The National Institute for Health and Care Excellence has updated tuberculosis guidelines under a drive to eradicate the disease from the country.
While the incidence of TB in the UK has remained relatively stable since 2005, it is high when compared to other western European countries, with more than 6,500 cases reported across England in 2014.
The majority of cases can be prevented through public health measures and it is a curable condition if treated properly. But failure to do so can lead to drug resistance, making the disease much harder to treat, significantly increasing a person's risk of long-term complications or death.

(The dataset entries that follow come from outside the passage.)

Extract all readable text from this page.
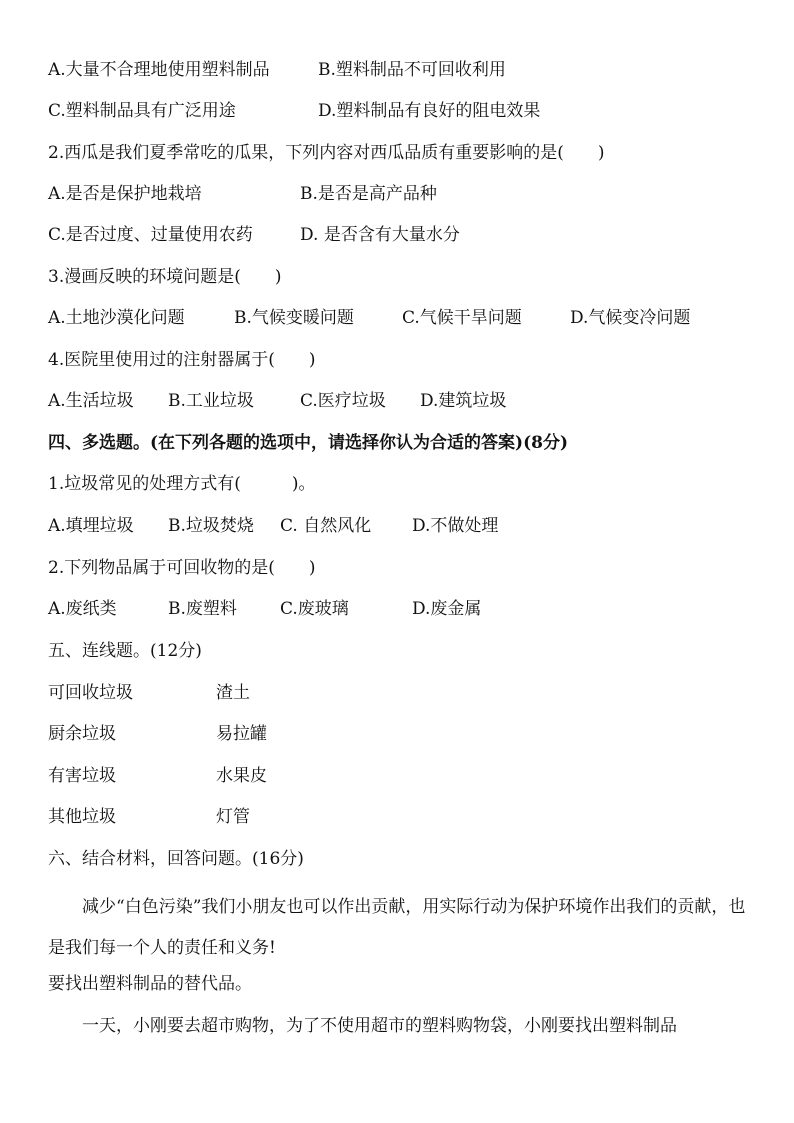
A.大量不合理地使用塑料制品

	B.塑料制品不可回收利用

C.塑料制品具有广泛用途

	D.塑料制品有良好的阻电效果

2.西瓜是我们夏季常吃的瓜果，下列内容对西瓜品质有重要影响的是(　　)

A.是否是保护地栽培

	B.是否是高产品种

C.是否过度、过量使用农药

	D. 是否含有大量水分

3.漫画反映的环境问题是(　　)

A.土地沙漠化问题

	B.气候变暖问题

	C.气候干旱问题

	D.气候变冷问题

4.医院里使用过的注射器属于(　　)

A.生活垃圾

B.工业垃圾

	C.医疗垃圾

D.建筑垃圾

四、多选题。(在下列各题的选项中，请选择你认为合适的答案)(8分)
1.垃圾常见的处理方式有(　　　)。

A.填埋垃圾

B.垃圾焚烧

C. 自然风化

D.不做处理

2.下列物品属于可回收物的是(　　)

A.废纸类

	B.废塑料

	C.废玻璃

	D.废金属

五、连线题。(12分)

可回收垃圾

	渣土

厨余垃圾

	易拉罐

有害垃圾

	水果皮

其他垃圾

	灯管

六、结合材料，回答问题。(16分)
　　减少“白色污染”我们小朋友也可以作出贡献，用实际行动为保护环境作出我们的贡献，也是我们每一个人的责任和义务!
要找出塑料制品的替代品。
　　一天，小刚要去超市购物，为了不使用超市的塑料购物袋，小刚要找出塑料制品
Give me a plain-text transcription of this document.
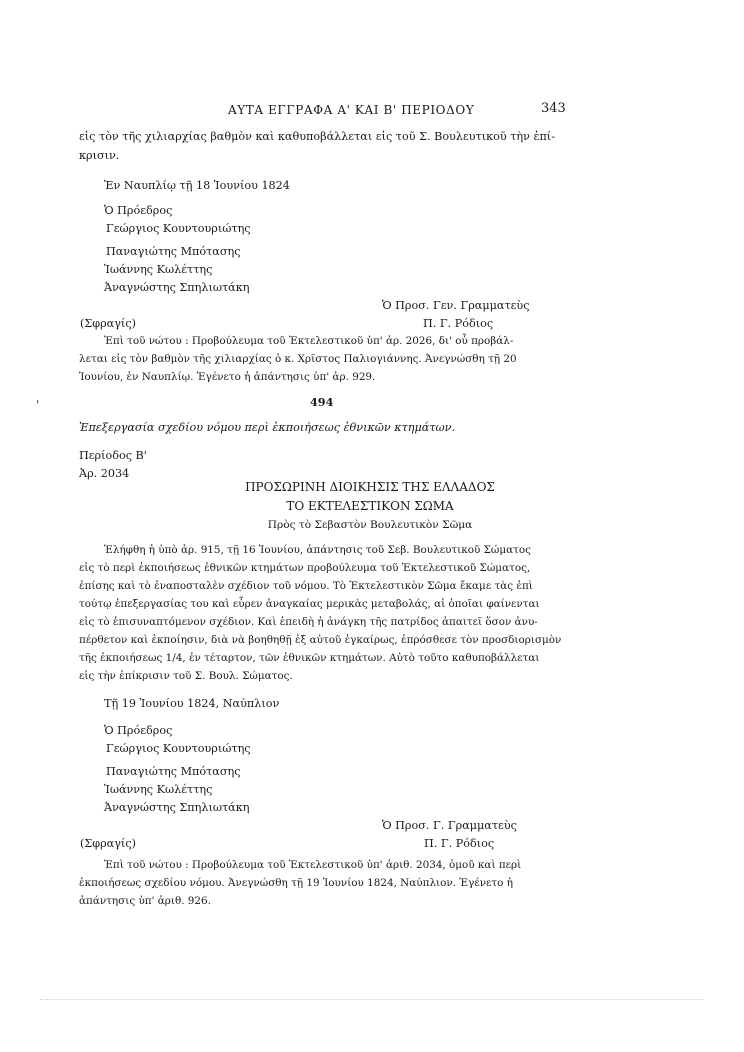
ΑΥΤΑ ΕΓΓΡΑΦΑ Α' ΚΑΙ Β' ΠΕΡΙΟΔΟΥ	343
εἰς τὸν τῆς χιλιαρχίας βαθμὸν καὶ καθυποβάλλεται εἰς τοῦ Σ. Βουλευτικοῦ τὴν ἐπί-
κρισιν.
Ἐν Ναυπλίῳ τῇ 18 Ἰουνίου 1824
Ὁ Πρόεδρος
Γεώργιος Κουντουριώτης
Παναγιώτης Μπότασης
Ἰωάννης Κωλέττης
Ἀναγνώστης Σπηλιωτάκη
Ὁ Προσ. Γεν. Γραμματεὺς
(Σφραγίς)	Π. Γ. Ρόδιος
Ἐπὶ τοῦ νώτου : Προβούλευμα τοῦ Ἐκτελεστικοῦ ὑπ' ἀρ. 2026, δι' οὗ προβάλ-
λεται εἰς τὸν βαθμὸν τῆς χιλιαρχίας ὁ κ. Χρῖστος Παλιογιάννης. Ἀνεγνώσθη τῇ 20
Ἰουνίου, ἐν Ναυπλίῳ. Ἐγένετο ἡ ἀπάντησις ὑπ' ἀρ. 929.
'	494
Ἐπεξεργασία σχεδίου νόμου περὶ ἐκποιήσεως ἐθνικῶν κτημάτων.
Περίοδος Β'
Ἀρ. 2034
ΠΡΟΣΩΡΙΝΗ ΔΙΟΙΚΗΣΙΣ ΤΗΣ ΕΛΛΑΔΟΣ
ΤΟ ΕΚΤΕΛΕΣΤΙΚΟΝ ΣΩΜΑ
Πρὸς τὸ Σεβαστὸν Βουλευτικὸν Σῶμα
Ἐλήφθη ἡ ὑπὸ ἀρ. 915, τῇ 16 Ἰουνίου, ἀπάντησις τοῦ Σεβ. Βουλευτικοῦ Σώματος
εἰς τὸ περὶ ἐκποιήσεως ἐθνικῶν κτημάτων προβούλευμα τοῦ Ἐκτελεστικοῦ Σώματος,
ἐπίσης καὶ τὸ ἐναποσταλὲν σχέδιον τοῦ νόμου. Τὸ Ἐκτελεστικὸν Σῶμα ἔκαμε τὰς ἐπὶ
τούτῳ ἐπεξεργασίας του καὶ εὗρεν ἀναγκαίας μερικὰς μεταβολάς, αἱ ὁποῖαι φαίνενται
εἰς τὸ ἐπισυναπτόμενον σχέδιον. Καὶ ἐπειδὴ ἡ ἀνάγκη τῆς πατρίδος ἀπαιτεῖ ὅσον ἀνυ-
πέρθετον καὶ ἐκποίησιν, διὰ νὰ βοηθηθῇ ἐξ αὐτοῦ ἐγκαίρως, ἐπρόσθεσε τὸν προσδιορισμὸν
τῆς ἐκποιήσεως 1/4, ἐν τέταρτον, τῶν ἐθνικῶν κτημάτων. Αὐτὸ τοῦτο καθυποβάλλεται
εἰς τὴν ἐπίκρισιν τοῦ Σ. Βουλ. Σώματος.
Τῇ 19 Ἰουνίου 1824, Ναύπλιον
Ὁ Πρόεδρος
Γεώργιος Κουντουριώτης
Παναγιώτης Μπότασης
Ἰωάννης Κωλέττης
Ἀναγνώστης Σπηλιωτάκη
Ὁ Προσ. Γ. Γραμματεὺς
(Σφραγίς)	Π. Γ. Ρόδιος
Ἐπὶ τοῦ νώτου : Προβούλευμα τοῦ Ἐκτελεστικοῦ ὑπ' ἀριθ. 2034, ὁμοῦ καὶ περὶ
ἐκποιήσεως σχεδίου νόμου. Ἀνεγνώσθη τῇ 19 Ἰουνίου 1824, Ναύπλιον. Ἐγένετο ἡ
ἀπάντησις ὑπ' ἀριθ. 926.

As such, the guideline recommends raising and sustaining awareness of TB, and calls for healthcare professionals to work with the general public and at-risk groups - such the homeless and drug users - in particular. Crucially, the guidelines also raise the upper age limit for the treatment and diagnosis of latent TB from 35 to 65 years and under.
“TB is a disease that is treatable and curable, but it preys on the vulnerable. Those with compromised health and people suffering poor living conditions are at increased risk,” said Mark Baker, director for the Centre of Clinical Practice at NICE.
The new guidance “sets out the systematic and robust approach we need to reduce the current impact of TB, effectively treat those infected and reduce its spread,” he noted, adding that, together with Public Health England’s TB strategy will undoubtedly contribute to the goal of eliminating TB from England.”